FRANK GARDINER
AND THE EUGOWRA GOLD ROBBERY
In the 1860s, there was a gold rush in New South Wales, at Lambing Flat and Blackridge, near Forbes. Enough gold was being mined at Forbes to make it worth sending the treasure to Bathurst by coach every week. The coaches were escorted by armed guards, of course, but having a regular gold coach did make things easier for bushrangers.
The bushranger who decided to have a go at stealing the gold, in June 1862, was Frank Gardiner (real name Francis Christie), who had gathered a gang of seven for the purpose.
Did the heist work? Well, yes – and no.
The gang members weren’t professionals. They were cattlemen who did some robbery on the side. One of them, Ben Hall, would later become a full-time bushranger with his own gang. He would become even more famous than Gardiner.
Gardiner was a professional. On 15 June 1862, he and his gang held up some passing bullock drivers. He’d chosen a good spot, a gully called Eugowra Rocks, where the gold coach had to slow down, because the gully was steep and there were huge rocks to avoid.
Gardiner made sure that it was even harder for the coach. He parked the bullock drays across the road. One farmer had his young son, George Burgess, with him. George remembered the hold-up many years later, when he was the last survivor. The bullock drivers were not mistreated, though some were made to lie across the road. The rest were hidden and blindfolded.
As the stagecoach driver, Jack Fagan, was abusing the bullock drivers for getting in his way, Gardiner’s gang leapt out, shooting and yelling, ‘Bail up!’ The horses reared. The coach tipped over on its side.
Nobody was paying Fagan and the four troopers with him to get killed, so they very sensibly ran off into the bush, towards Eugowra homestead.
The gang took money and gold from the coach. They released their prisoners and shared some drink from the coach. The delighted child, George Burgess, was given a pound – enough money, he wrote later, to make himself sick on lollies for two weeks!

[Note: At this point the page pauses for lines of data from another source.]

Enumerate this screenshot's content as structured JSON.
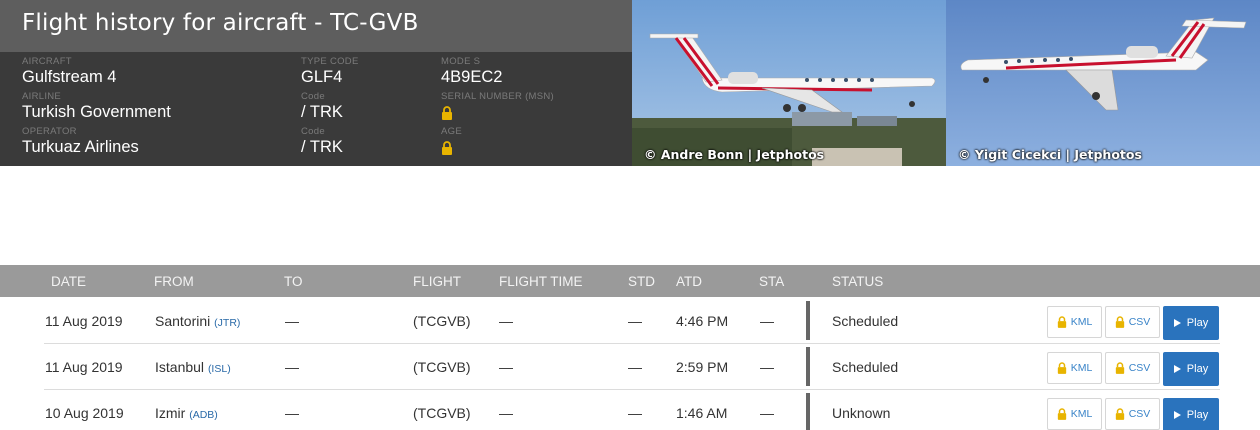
{
  "header": {
    "title": "Flight history for aircraft - TC-GVB",
    "aircraft": {
      "label": "AIRCRAFT",
      "value": "Gulfstream 4"
    },
    "airline": {
      "label": "AIRLINE",
      "value": "Turkish Government"
    },
    "operator": {
      "label": "OPERATOR",
      "value": "Turkuaz Airlines"
    },
    "type_code": {
      "label": "TYPE CODE",
      "value": "GLF4"
    },
    "airline_code": {
      "label": "Code",
      "value": "/ TRK"
    },
    "operator_code": {
      "label": "Code",
      "value": "/ TRK"
    },
    "mode_s": {
      "label": "MODE S",
      "value": "4B9EC2"
    },
    "serial_number": {
      "label": "SERIAL NUMBER (MSN)",
      "icon": "lock-icon"
    },
    "age": {
      "label": "AGE",
      "icon": "lock-icon"
    }
  },
  "photos": [
    {
      "credit": "© Andre Bonn | Jetphotos"
    },
    {
      "credit": "© Yigit Cicekci | Jetphotos"
    }
  ],
  "table": {
    "headers": [
      "DATE",
      "FROM",
      "TO",
      "FLIGHT",
      "FLIGHT TIME",
      "STD",
      "ATD",
      "STA",
      "STATUS"
    ],
    "rows": [
      {
        "date": "11 Aug 2019",
        "from": "Santorini",
        "from_code": "(JTR)",
        "to": "—",
        "flight": "(TCGVB)",
        "flight_time": "—",
        "std": "—",
        "atd": "4:46 PM",
        "sta": "—",
        "status": "Scheduled"
      },
      {
        "date": "11 Aug 2019",
        "from": "Istanbul",
        "from_code": "(ISL)",
        "to": "—",
        "flight": "(TCGVB)",
        "flight_time": "—",
        "std": "—",
        "atd": "2:59 PM",
        "sta": "—",
        "status": "Scheduled"
      },
      {
        "date": "10 Aug 2019",
        "from": "Izmir",
        "from_code": "(ADB)",
        "to": "—",
        "flight": "(TCGVB)",
        "flight_time": "—",
        "std": "—",
        "atd": "1:46 AM",
        "sta": "—",
        "status": "Unknown"
      }
    ],
    "buttons": {
      "kml": "KML",
      "csv": "CSV",
      "play": "Play"
    }
  },
  "colors": {
    "lock": "#e8b400",
    "play_button": "#2a73bd",
    "link": "#3a84c8",
    "livery_red": "#c8102e"
  }
}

It was the largest gold robbery in Australia’s history. There was about $2 million worth of gold in today’s money.
Unfortunately for Gardiner’s gang, Jack Fagan and the troopers hadn’t been wasting their time when they ran. They told the owner of Eugowra homestead, Hanbury Clements, what had happened. Clements rode off to Forbes to tell the police.
Constables, with the help of an Aboriginal tracker, managed to follow the bushrangers towards Gardiner’s camp in Wheogo. The camp had a good view of the area, so the bushrangers could see who was coming.

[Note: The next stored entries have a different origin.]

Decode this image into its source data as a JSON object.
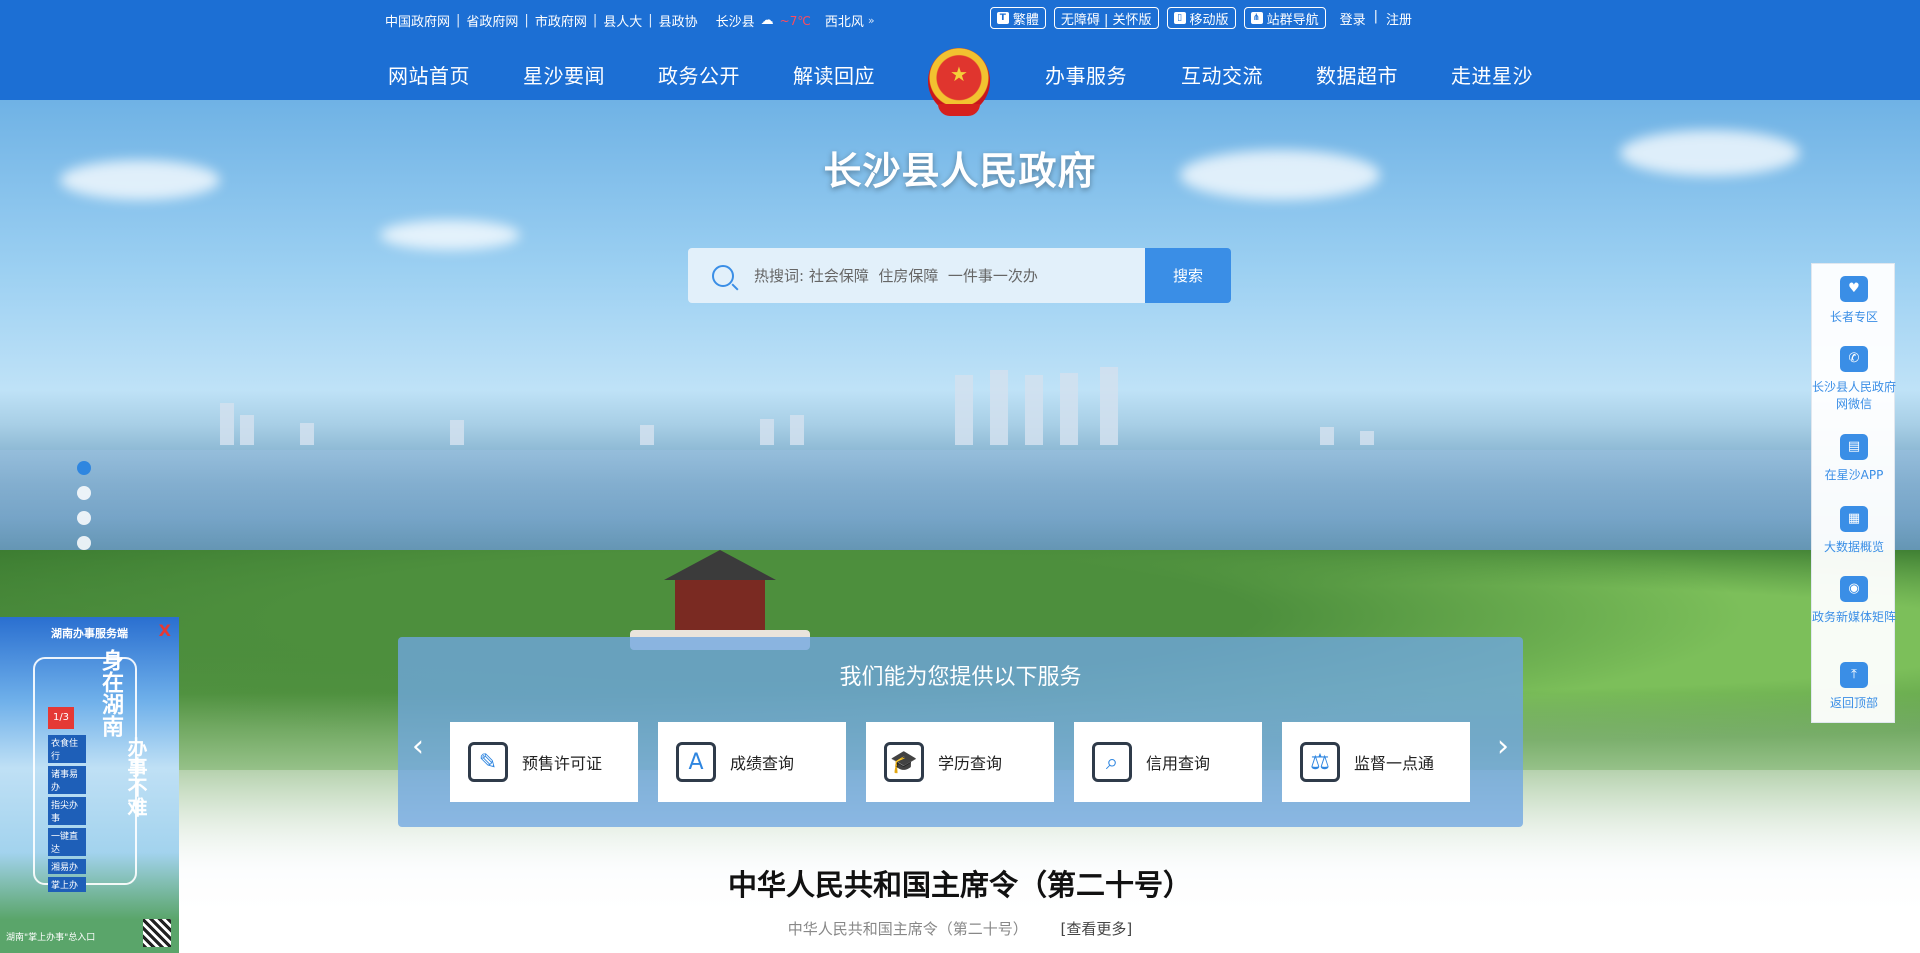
{
  "topbar": {
    "links": [
      "中国政府网",
      "省政府网",
      "市政府网",
      "县人大",
      "县政协"
    ],
    "weather": {
      "location": "长沙县",
      "temp": "~7℃",
      "wind": "西北风"
    },
    "tools": [
      "繁體",
      "无障碍 | 关怀版",
      "移动版",
      "站群导航"
    ],
    "login": "登录",
    "register": "注册"
  },
  "nav": {
    "items": [
      "网站首页",
      "星沙要闻",
      "政务公开",
      "解读回应",
      "办事服务",
      "互动交流",
      "数据超市",
      "走进星沙"
    ]
  },
  "hero": {
    "site_title": "长沙县人民政府",
    "search_placeholder": "热搜词: 社会保障  住房保障  一件事一次办",
    "search_button": "搜索"
  },
  "services": {
    "title": "我们能为您提供以下服务",
    "cards": [
      {
        "label": "预售许可证",
        "icon": "document-edit-icon"
      },
      {
        "label": "成绩查询",
        "icon": "grade-a-icon"
      },
      {
        "label": "学历查询",
        "icon": "graduation-cap-icon"
      },
      {
        "label": "信用查询",
        "icon": "credit-search-icon"
      },
      {
        "label": "监督一点通",
        "icon": "scales-icon"
      }
    ]
  },
  "sidebar": {
    "items": [
      "长者专区",
      "长沙县人民政府网微信",
      "在星沙APP",
      "大数据概览",
      "政务新媒体矩阵",
      "返回顶部"
    ]
  },
  "left_banner": {
    "header": "湖南办事服务端",
    "slogan_1": "身在湖南",
    "slogan_2": "办事不难",
    "logo_text": "1/3",
    "menu": [
      "衣食住行",
      "诸事易办",
      "指尖办事",
      "一键直达",
      "湘易办",
      "掌上办"
    ],
    "footer": "湖南\"掌上办事\"总入口"
  },
  "news": {
    "headline": "中华人民共和国主席令（第二十号）",
    "subline": "中华人民共和国主席令（第二十号）",
    "more": "[查看更多]"
  },
  "colors": {
    "primary": "#1c6fd4",
    "accent": "#3a8ee6",
    "danger": "#e53935"
  }
}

They escaped, but really couldn’t take all that gold on one horse, which was tired. Most of the gold had to be left behind. Gardiner and Ben Hall managed to hang on to their share of the treasure, but everyone else had to make do with the money.

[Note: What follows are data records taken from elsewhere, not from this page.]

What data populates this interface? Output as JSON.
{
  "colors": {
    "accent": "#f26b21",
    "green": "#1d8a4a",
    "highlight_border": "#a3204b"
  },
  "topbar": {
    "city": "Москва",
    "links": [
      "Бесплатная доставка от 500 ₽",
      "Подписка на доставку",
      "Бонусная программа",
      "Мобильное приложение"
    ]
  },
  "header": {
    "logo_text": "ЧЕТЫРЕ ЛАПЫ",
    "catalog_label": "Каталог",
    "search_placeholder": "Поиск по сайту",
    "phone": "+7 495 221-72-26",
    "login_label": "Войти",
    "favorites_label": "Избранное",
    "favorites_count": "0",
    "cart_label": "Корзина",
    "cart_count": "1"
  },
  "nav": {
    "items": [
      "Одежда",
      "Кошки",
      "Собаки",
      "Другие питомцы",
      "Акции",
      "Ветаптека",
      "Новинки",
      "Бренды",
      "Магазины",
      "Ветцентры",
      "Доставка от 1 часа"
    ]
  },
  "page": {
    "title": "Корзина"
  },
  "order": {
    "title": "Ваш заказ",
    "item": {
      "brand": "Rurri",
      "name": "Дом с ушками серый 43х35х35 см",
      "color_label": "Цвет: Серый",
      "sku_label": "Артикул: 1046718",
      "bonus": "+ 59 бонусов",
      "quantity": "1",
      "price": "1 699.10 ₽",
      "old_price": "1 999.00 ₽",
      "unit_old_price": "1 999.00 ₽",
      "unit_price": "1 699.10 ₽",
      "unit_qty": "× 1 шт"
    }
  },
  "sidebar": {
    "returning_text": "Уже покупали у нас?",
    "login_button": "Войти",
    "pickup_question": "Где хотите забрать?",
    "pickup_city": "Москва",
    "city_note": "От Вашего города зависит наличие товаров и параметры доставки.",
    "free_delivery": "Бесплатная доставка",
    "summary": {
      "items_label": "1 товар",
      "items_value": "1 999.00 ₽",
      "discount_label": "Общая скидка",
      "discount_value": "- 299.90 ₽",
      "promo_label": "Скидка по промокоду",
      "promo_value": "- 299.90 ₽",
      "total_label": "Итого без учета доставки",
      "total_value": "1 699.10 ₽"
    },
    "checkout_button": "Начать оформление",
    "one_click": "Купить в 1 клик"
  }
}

Gardiner got as far as Queensland with his partner, Kitty. There, they lived at Apis Creek near Rockhampton, running a store till 1864, when a tip-off sent the police after him. He was arrested and sentenced to 32 years at hard labour, but he was lucky. His sisters appealed successfully and after only ten years in prison, Frank Gardiner was released.
There was only one condition: he had to leave Australia for good. As far as we know, he is the only Australian ever to be exiled.
Gardiner wasn’t going to argue with a chance to be free. He went to Hong Kong for a while, then, in 1874, on to America. There, in San Francisco’s Barbary Coast area, he settled down to life as a saloon keeper. He called his saloon the Twilight Star. He probably had children there – two of his American sons may have visited Australia in 1911.
We don’t know for sure what happened to Gardiner himself, for in 1906 there was a destructive earthquake in San Francisco, which wiped out a lot of information about the later part of his life. But he probably died of pneumonia in 1904.
What happened to the gold? Did he spend it before he left Australia? Did he hide it? Did it come in handy in California?
We may never know.
DID YOU KNOW…?
If you were a woman in England in the early 1800s, you had to be very careful not to commit any crime. The population of the convict settlement in Australia was six men for every woman. In order to get some male/female balance and keep the men from going crazy, the British government changed laws to make it easier to transport women than men.